Si une femme découvre qu'elle est atteinte de chagas pendant la grossesse, comment traite-t-on la maladie?

On s'attend à ce qu'il accouche parce que le traitement pourrait avoir des effets indésirables sur le bébé. En outre, un diagnostic peut être posé sur le nouveau-né et, s'il n'est pas détecté à ce moment-là, le test peut être répété (test sérologique simple) avant d'avoir atteint l'âge d'un an, à l'âge de six ou huit mois. Et si le diagnostic et le traitement d’un enfant né avec l’infection est établi avant la première année, la probabilité de le guérir est pratiquement de cent pour cent. L'important est que chaque femme séropositive devienne un indicateur permettant de détecter l'infection non seulement chez son nouveau-né, mais aussi chez les autres frères et sœurs, car la femme infectée est un moyen de contracter la maladie dans la famille. . Par conséquent, nous recommandons à toutes les mères de subir un test de dépistage, pas seulement pour elles, ni pour leur prochaine grossesse, mais pour tous les enfants qu'elles ont déjà eu.
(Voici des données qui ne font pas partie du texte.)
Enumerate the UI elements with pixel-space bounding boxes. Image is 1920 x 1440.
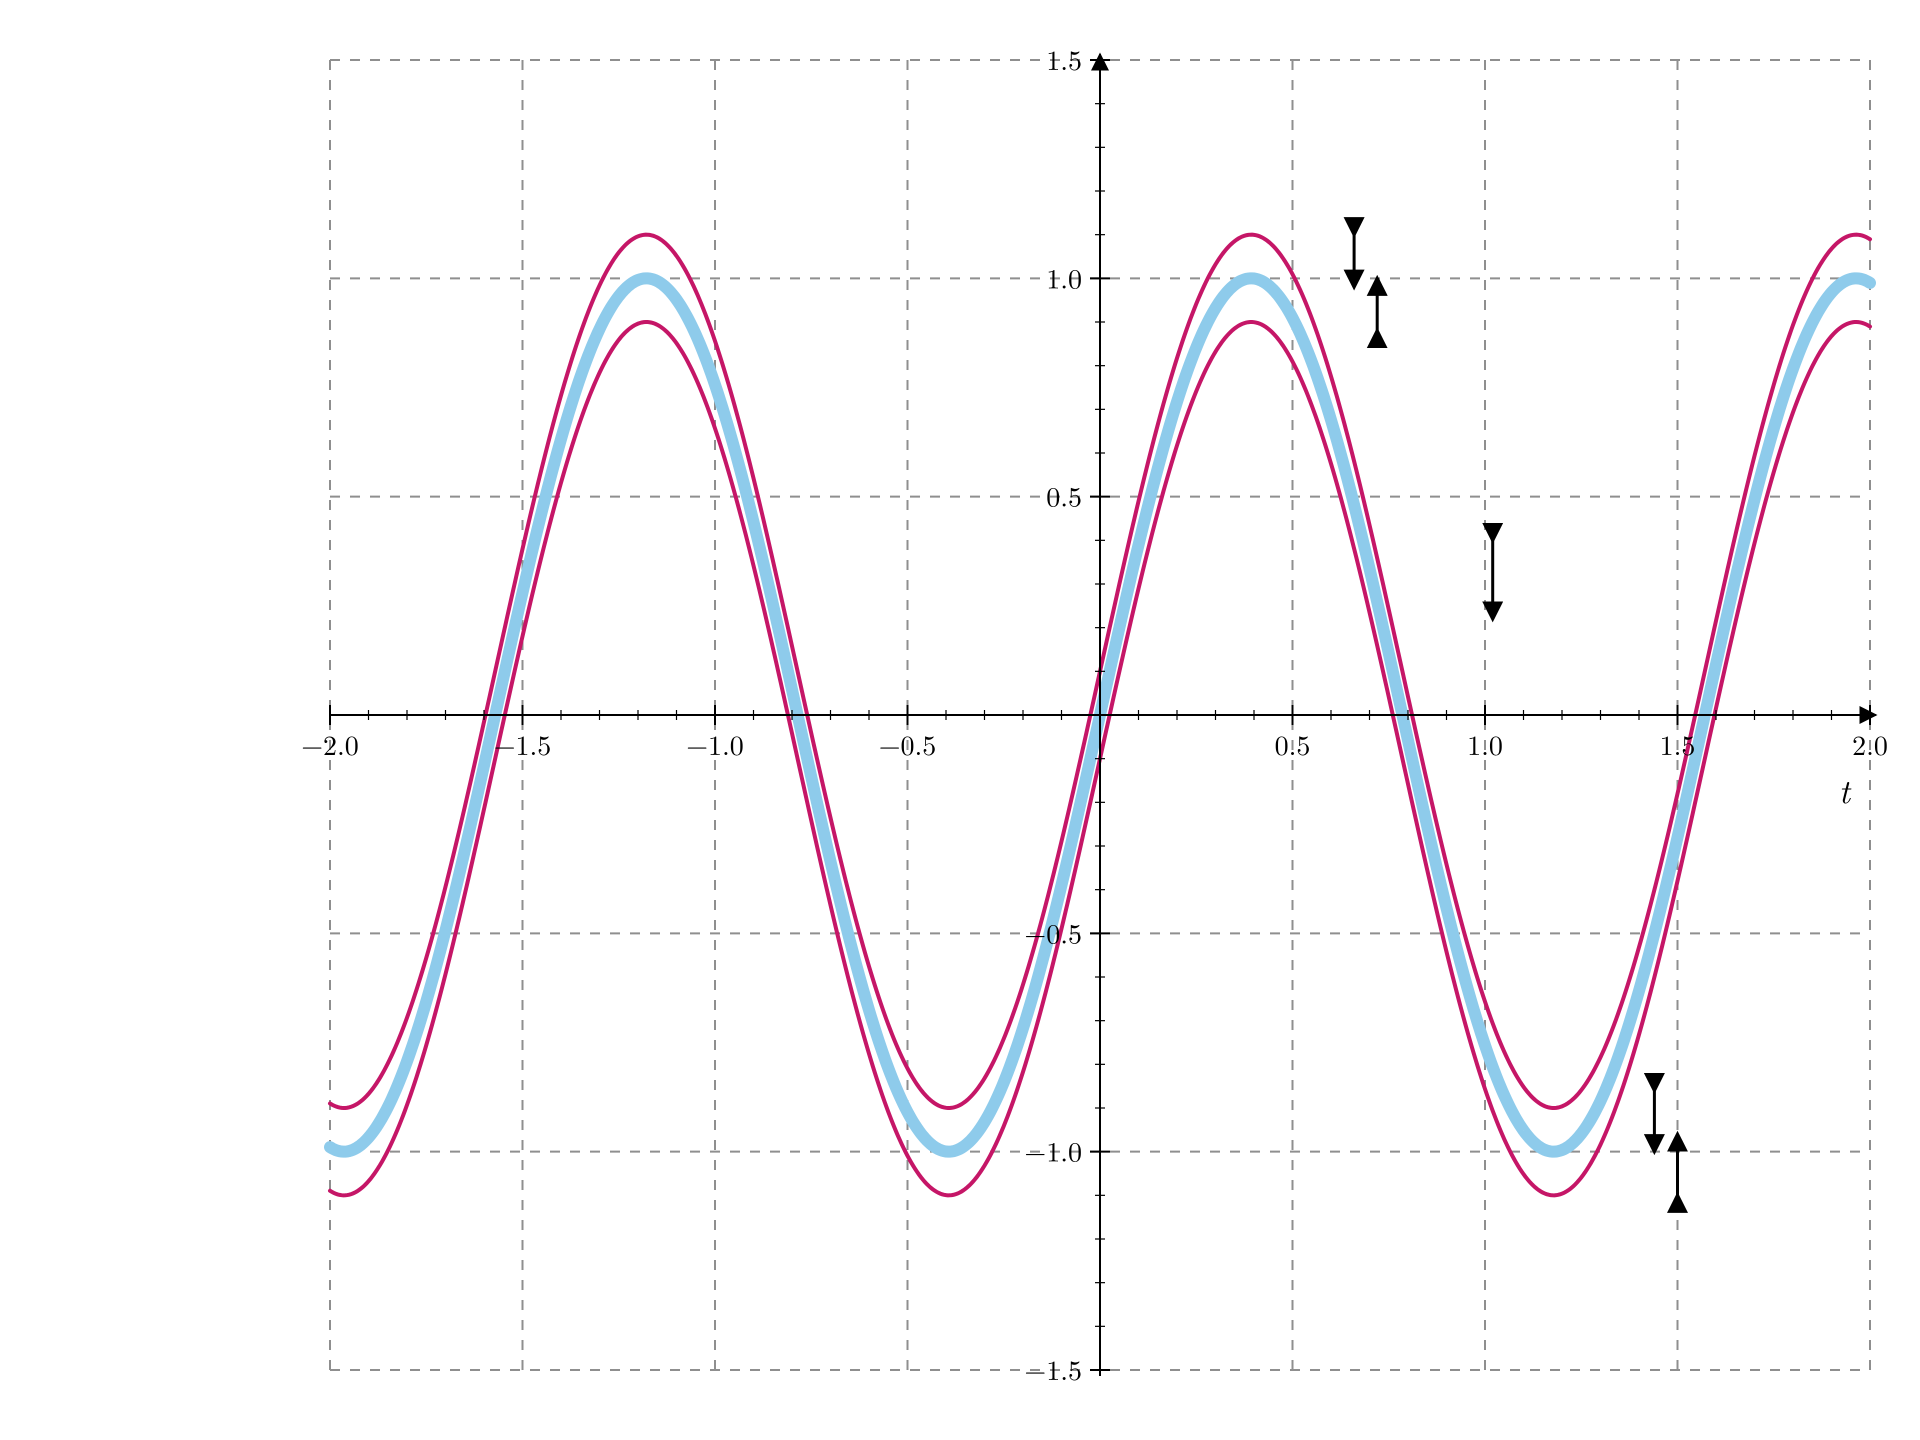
- xtick-label: −2.0: [301, 724, 359, 764]
- xtick-label: −0.5: [879, 724, 937, 764]
- sine-envelope-chart: −2.0 −1.5 −1.0 −0.5 0.5 1.0 1.5 2.0 −1.5 −1.0 −0.5…: [0, 0, 1920, 1440]
- ytick-label: −1.5: [1024, 1349, 1082, 1389]
- xtick-label: −1.5: [494, 724, 552, 764]
- ytick-label: −0.5: [1024, 912, 1082, 952]
- xtick-label: −1.0: [686, 724, 744, 764]
- ytick-label: 0.5: [1046, 476, 1082, 516]
- xtick-label: 2.0: [1852, 724, 1888, 764]
- xtick-label: 0.5: [1275, 724, 1311, 764]
- xtick-label: 1.5: [1660, 724, 1696, 764]
- xtick-label: 1.0: [1467, 724, 1503, 764]
- x-axis-label: t: [1839, 765, 1852, 813]
- ytick-label: −1.0: [1024, 1131, 1082, 1171]
- ytick-label: 1.0: [1046, 257, 1082, 297]
- ytick-label: 1.5: [1046, 39, 1082, 79]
De l'Organisation mondiale de la santé, nous essayons de tirer parti des ressources actuelles pour mieux diagnostiquer et contrôler la maladie de Chagas.

J'ai lu récemment que des recherches étaient en cours sur la mise au point d'un vaccin contre Chagas, bien que ce fût une étude préliminaire sur des souris. Avez-vous l’espoir de trouver un vaccin contre cette maladie?

Pas à court terme; La question des vaccins contre les parasites est compliquée, car le parasite est un gros microbe complexe sur le plan immunitaire. Cependant, les recherches sur les maladies parasitaires sont nombreuses et il est très important que des progrès soient accomplis dans la mise au point de vaccins, car ils constituent un instrument essentiel pour l'amélioration de la santé publique; mais nous devons penser à long terme et à court terme, et ce qui nous inquiète bien plus que la possibilité d’un vaccin à l’avenir, c’est que, avec les instruments diagnostiques et thérapeutiques que nous avons actuellement, nous pourrions être Nous faisons beaucoup plus que ce que nous faisons, car nous constatons que les taux de détection et de traitement de la maladie de Chagas sont encore très faibles et que cela n’est pas justifié par le manque de moyens. Organisation mondiale de la SANTE il s’agit, d’une part, d’appuyer techniquement pour assurer une bonne recherche pour l’avenir, mais surtout d’essayer de tirer parti des ressources actuelles.

Dr. Pedro Albajar Viñas - VI Encuentro Internacional de Personas con #Chagas y V Asamblea Gral. de F (Août 2019).